Preseason football camps opened at most colleges around the state on Friday. But according to new/old North Carolina coach Mack Brown, who’s been around long enough to know about such things, the real preparations for the upcoming seasons don’t start until the players start hitting one another a few days later.
“When you learn to swim, you’ve got to have a pool. When you learn to play football you’ve got to have pads,” Brown said at the Tar Heels’ first practice and his first back at UNC since 1997. “The first two days you are trying to get organized, you are trying to see who is conditioned, you are trying to look at your new guys and see what they look like because you haven’t been out on the practice field with them.

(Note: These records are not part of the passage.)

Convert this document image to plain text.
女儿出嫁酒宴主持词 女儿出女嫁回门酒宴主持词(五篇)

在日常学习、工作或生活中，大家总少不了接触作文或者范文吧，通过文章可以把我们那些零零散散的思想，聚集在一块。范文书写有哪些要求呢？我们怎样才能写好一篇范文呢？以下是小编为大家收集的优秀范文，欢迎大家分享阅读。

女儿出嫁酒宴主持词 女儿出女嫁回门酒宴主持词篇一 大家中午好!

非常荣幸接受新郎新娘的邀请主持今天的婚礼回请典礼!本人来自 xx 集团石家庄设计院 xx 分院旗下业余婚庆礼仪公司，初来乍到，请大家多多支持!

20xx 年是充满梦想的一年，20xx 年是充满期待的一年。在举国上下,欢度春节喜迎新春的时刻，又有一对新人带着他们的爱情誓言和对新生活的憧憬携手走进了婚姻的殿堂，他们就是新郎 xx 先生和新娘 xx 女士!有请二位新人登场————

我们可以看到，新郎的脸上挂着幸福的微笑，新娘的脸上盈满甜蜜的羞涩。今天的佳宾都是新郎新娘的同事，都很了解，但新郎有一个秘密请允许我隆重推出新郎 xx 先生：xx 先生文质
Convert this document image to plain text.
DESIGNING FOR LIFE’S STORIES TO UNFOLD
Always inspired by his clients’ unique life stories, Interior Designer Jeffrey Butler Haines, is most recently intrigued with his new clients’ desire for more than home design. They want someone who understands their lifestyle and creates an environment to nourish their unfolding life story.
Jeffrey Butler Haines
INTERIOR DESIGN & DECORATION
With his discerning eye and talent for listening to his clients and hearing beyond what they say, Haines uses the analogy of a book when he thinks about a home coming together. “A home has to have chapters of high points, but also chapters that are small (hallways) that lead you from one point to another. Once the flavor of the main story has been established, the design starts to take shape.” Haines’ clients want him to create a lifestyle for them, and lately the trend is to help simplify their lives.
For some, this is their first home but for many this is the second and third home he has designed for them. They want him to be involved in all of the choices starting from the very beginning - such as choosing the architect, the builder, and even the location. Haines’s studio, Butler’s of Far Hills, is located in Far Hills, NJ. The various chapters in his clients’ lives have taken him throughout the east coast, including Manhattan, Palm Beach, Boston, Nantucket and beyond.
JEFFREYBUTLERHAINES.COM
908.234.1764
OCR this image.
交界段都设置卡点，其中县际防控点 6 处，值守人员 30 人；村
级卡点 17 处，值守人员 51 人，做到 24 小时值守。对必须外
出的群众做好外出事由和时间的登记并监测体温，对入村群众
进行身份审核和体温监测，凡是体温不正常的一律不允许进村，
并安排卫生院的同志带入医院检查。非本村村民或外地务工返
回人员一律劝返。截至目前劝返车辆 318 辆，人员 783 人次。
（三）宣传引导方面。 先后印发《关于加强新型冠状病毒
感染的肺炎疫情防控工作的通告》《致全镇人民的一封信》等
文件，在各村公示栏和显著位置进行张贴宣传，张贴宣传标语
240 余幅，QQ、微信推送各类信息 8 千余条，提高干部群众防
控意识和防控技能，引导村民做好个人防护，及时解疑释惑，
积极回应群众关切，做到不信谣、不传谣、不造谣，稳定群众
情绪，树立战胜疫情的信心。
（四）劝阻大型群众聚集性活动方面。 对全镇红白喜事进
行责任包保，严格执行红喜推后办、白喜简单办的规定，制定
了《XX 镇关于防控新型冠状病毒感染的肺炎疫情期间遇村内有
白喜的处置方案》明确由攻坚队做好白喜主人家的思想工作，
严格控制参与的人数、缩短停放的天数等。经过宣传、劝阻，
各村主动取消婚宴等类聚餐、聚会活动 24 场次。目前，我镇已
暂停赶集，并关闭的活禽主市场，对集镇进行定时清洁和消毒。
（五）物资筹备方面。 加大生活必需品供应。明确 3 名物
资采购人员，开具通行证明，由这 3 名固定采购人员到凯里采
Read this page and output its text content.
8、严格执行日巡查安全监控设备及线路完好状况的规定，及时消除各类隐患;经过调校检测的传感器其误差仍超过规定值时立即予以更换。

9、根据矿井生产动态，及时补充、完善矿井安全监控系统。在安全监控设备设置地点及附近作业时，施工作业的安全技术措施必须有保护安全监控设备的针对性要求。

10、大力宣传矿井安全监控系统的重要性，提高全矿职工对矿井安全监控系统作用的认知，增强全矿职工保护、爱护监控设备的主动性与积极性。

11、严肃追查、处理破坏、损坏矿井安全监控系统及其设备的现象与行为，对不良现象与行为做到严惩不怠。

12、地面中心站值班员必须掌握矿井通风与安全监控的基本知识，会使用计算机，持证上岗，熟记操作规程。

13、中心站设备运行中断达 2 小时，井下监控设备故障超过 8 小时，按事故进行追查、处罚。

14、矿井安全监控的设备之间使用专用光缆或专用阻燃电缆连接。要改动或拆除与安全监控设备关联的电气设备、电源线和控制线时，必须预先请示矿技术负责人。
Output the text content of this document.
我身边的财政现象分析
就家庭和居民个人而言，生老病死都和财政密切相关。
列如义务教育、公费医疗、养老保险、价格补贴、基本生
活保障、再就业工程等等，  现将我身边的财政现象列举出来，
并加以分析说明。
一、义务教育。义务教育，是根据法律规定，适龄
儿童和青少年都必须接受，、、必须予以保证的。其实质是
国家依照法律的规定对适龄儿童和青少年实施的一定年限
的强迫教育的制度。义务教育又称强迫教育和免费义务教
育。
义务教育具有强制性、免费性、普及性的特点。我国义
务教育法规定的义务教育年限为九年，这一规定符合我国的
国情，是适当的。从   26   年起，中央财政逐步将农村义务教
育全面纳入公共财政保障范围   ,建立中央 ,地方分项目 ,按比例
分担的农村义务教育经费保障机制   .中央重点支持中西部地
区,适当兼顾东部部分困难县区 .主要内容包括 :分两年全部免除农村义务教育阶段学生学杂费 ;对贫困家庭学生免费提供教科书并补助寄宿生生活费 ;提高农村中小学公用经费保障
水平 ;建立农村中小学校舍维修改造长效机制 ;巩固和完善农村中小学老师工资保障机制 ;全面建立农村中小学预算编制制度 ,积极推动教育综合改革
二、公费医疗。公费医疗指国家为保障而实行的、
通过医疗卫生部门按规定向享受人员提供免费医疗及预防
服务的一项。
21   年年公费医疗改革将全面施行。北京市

“You’ve got to play game speed every day in practice against other good players on your team and then you become a more confident football team.”
It’s an evaluation process that’s especially important for teams breaking in new coaches, a group that also includes East Carolina, Appalachian State, Charlotte and NC Central in addition to the Tar Heels.
Not that NC State’s Dave Doeren and other established coaches at Duke and Wake Forest aren’t as anxious to see their players finally don pads and start going at one another with full contact.
“It’s good to see guys finish plays,” Doeren said. “It was fun to see guys tackle and today we found out a little bit. … There’s more on the line. Those guys are going to play to the whistle. There’s a lot of straining going on.”
The competition among the Wolfpack figures to be even more intense than usual this summer because of the turnover the team experienced after its second straight nine-win season in 2018.
Gone is starting quarterback Ryan Finley, All-American center Garrett Bradbury, leading rusher Reggie Gallaspy and 1,000-yard receivers Kelvin Harmon and Jakobi Meyers — all of whom are currently in NFL camps.
There are several key holes to fill on the defensive side of the ball, as well, providing opportunities for nearly everyone on the practice field. That includes true freshmen such as highly touted running back Zonovan Knight, defensive end Savion Jackson and wide receiver Keyon Lesane.
Of all the position battles starting to heat up, none will capture as much attention as the competition for the starting quarterback job between sophomore Matthew McKay, redshirt freshman Devin Leary and prized recruit Bailey Hockman, a junior college transfer who started his career at Florida State.
Although McKay came out of the spring as the early frontrunner, based primarily on the limited snaps he took in relief of Finley, Doeren made it clear Tuesday that the starting job for State’s opener against ECU won’t be decided anytime soon.
The good news is that even with the loss of Harmon and Meyers, whoever wins the job will have an experienced group of receivers to throw to. It’s a group that includes junior Emeke Emezie, sophomore Thayer Thomas and graduate transfer Tabari Hines.
“They’ve been rotating throughout camp,” Doeren said of his quarterback trio, adding that he’ll start establishing a more defined pecking order “when they tell me by their play.”
UNC’s Brown is taking a similar approach to his unsettled quarterback situation, which, like State, has three players vying for one leadership position.
The difference is that in Chapel Hill, two of the candidates — redshirt freshman Jace Ruder and Cade Fortin — got meaningful game experience before getting hurt last season while a third, incoming freshman Sam Howell, is the crown jewel of Brown’s first recruiting class.
“We have told the quarterbacks, every pass you throw is either getting you closer to moving up or down, so they have more pressure than anybody else to get it fixed,” Brown said. “You’ve got to press your quarterbacks and make them do things that they are going to have to do in order for us to have a great season. You can’t hide them.
“We are going to be demanding of them. We are going to put them in really tough situations and see which one comes out.”
At ECU, Mike Houston isn’t just putting his quarterbacks in tough situations in his first camp with the Pirates.
The former James Madison coach began putting his players through a rigorous physical regimen right from the opening whistle in an attempt to establish a tougher, more resilient culture than the one that led to three straight 3-9 seasons under the previous regime.
“There ain’t gonna be any tapping out. There ain’t gonna be any not practicing, then playing,” he said. “All those habits that have been here for the past several years, they ain’t gonna be here. They’re going to understand that.
“You can have expectations, that’s all fine and good. But if there’s not a commitment to back up those expectations, then they’re false. They’re fake and we ain’t gonna be about that.”
Duke’s David Cutcliffe is taking a similar approach to his team’s early workouts.
“It comes out here on this grass,” Cutcliffe said. “This is the only place the seeds of victory will grow. They don’t grow on game fields. It becomes competitive. I want to know who will fight to win, I don’t want lip service. In these reps, a freshman has a chance to show us that he is a better fighter to win the game. It has been our focus right now and it is a huge part of being a really good program.”